Quick notes on computational models of meaning

Part of Human Scale Natural Language Processing.

(Notes are a work in progress, sorry thanks!)

Broadly, there are three ways of representing the meaning of words (“lexical semantics”) computationally:

Directed graphs (examples: WordNet, Roget’s Thesaurus). Graph edges characterize the relationship between words (e.g., synonym, antonym, belonging to a category, is-a, has-a, etc.); similarity of words can be judged by graph distance. Usually constructed top-down “by hand,” but there are also hybrid data-driven approaches, like ConceptNet.
Scored matrices of semantic features (examples: VADER, Gilhoolie and Logie). Researchers identify relevant “features” of words and then rate words numerically according to those features, usually through survey (of undergraduate students, lol).
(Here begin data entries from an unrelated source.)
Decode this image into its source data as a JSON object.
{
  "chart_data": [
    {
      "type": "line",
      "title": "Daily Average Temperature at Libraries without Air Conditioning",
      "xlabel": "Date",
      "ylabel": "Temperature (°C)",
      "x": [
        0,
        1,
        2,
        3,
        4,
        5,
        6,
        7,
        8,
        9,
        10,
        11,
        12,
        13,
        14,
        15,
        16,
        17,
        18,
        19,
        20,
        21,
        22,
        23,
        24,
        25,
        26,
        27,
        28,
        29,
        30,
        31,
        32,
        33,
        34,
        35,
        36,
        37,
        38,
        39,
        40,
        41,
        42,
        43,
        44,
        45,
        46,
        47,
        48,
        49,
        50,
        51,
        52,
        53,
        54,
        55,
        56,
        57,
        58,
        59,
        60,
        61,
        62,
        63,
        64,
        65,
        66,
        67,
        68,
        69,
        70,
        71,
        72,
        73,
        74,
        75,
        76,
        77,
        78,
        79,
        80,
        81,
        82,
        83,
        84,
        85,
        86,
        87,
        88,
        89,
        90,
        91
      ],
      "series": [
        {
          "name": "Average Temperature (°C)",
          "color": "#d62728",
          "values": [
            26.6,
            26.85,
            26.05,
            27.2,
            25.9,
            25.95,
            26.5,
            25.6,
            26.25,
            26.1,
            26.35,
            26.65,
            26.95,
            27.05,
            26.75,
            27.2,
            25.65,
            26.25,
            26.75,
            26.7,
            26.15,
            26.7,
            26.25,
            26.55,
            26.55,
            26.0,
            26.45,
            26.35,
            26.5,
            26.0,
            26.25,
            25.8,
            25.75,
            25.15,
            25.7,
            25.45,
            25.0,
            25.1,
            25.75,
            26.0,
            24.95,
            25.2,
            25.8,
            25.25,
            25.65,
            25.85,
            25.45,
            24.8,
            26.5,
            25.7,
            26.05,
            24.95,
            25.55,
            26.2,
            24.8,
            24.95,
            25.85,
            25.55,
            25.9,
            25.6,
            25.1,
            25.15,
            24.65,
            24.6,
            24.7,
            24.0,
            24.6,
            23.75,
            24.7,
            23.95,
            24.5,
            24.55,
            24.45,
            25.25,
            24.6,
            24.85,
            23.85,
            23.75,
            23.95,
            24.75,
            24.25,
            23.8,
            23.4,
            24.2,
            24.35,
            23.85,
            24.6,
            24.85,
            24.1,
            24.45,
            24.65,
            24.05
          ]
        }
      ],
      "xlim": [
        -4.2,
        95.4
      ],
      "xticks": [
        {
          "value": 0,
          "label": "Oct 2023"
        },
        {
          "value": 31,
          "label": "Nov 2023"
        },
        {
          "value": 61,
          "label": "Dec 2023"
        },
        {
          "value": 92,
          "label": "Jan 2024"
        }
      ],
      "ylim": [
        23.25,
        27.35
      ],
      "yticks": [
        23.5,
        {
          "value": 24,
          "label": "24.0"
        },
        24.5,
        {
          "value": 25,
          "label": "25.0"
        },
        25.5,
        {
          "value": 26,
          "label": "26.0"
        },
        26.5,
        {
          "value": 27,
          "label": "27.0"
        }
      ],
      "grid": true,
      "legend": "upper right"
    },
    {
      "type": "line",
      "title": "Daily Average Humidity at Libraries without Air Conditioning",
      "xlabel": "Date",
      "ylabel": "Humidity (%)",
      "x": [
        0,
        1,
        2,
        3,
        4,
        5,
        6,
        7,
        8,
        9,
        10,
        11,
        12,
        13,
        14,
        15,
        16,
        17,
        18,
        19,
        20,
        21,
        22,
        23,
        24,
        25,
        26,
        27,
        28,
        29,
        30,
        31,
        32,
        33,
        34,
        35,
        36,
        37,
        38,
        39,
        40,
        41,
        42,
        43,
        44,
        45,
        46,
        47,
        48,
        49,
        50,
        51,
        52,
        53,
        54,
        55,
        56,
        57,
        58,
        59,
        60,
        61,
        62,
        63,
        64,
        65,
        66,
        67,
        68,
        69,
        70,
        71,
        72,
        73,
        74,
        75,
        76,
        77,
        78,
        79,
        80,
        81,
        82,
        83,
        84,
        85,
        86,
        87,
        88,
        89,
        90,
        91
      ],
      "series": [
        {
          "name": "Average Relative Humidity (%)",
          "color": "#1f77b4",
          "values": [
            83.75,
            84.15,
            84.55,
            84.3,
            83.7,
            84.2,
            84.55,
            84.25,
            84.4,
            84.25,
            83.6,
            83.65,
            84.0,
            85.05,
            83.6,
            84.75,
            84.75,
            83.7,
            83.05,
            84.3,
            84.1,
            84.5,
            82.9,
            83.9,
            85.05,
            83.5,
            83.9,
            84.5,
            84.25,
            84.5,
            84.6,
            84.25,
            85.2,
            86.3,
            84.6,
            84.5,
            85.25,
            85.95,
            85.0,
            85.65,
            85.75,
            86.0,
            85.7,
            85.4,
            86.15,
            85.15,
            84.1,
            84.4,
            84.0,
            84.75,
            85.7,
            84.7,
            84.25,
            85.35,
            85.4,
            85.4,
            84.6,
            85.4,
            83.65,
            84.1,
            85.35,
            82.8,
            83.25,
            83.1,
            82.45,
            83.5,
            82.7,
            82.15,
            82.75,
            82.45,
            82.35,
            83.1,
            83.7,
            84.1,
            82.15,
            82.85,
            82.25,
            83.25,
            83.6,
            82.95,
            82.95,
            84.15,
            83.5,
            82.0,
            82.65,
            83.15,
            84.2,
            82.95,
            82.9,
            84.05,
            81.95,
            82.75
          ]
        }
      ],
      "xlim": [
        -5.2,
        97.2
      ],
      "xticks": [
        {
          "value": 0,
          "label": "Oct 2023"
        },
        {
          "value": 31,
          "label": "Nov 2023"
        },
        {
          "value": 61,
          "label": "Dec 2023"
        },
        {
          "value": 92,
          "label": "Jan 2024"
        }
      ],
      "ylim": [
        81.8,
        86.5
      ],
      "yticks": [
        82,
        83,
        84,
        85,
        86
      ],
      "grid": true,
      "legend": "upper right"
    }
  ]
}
Again, these can be augmented with data-driven techniques; see e.g. the MRC Psycholinguistic Database.
Distributional approaches (examples: tfidf, word2vec and ultimately ML models like Bert). Semantic features are automatically identified through text analysis, based on co-occurrence in a corpus. Usually “unsupervised” (e.g., there is no “ground truth” that the model approximates) and usually requires a lot of data. My explanation of distributional word vectors.

You can represent a graph as a matrix, so ultimately all of these techniques represent the meaning of a word as a sequence of numbers (i.e., a vector). For this reason, we can in practice use a lot of the same computational/mathematical tricks for working with data derived from any of these sources.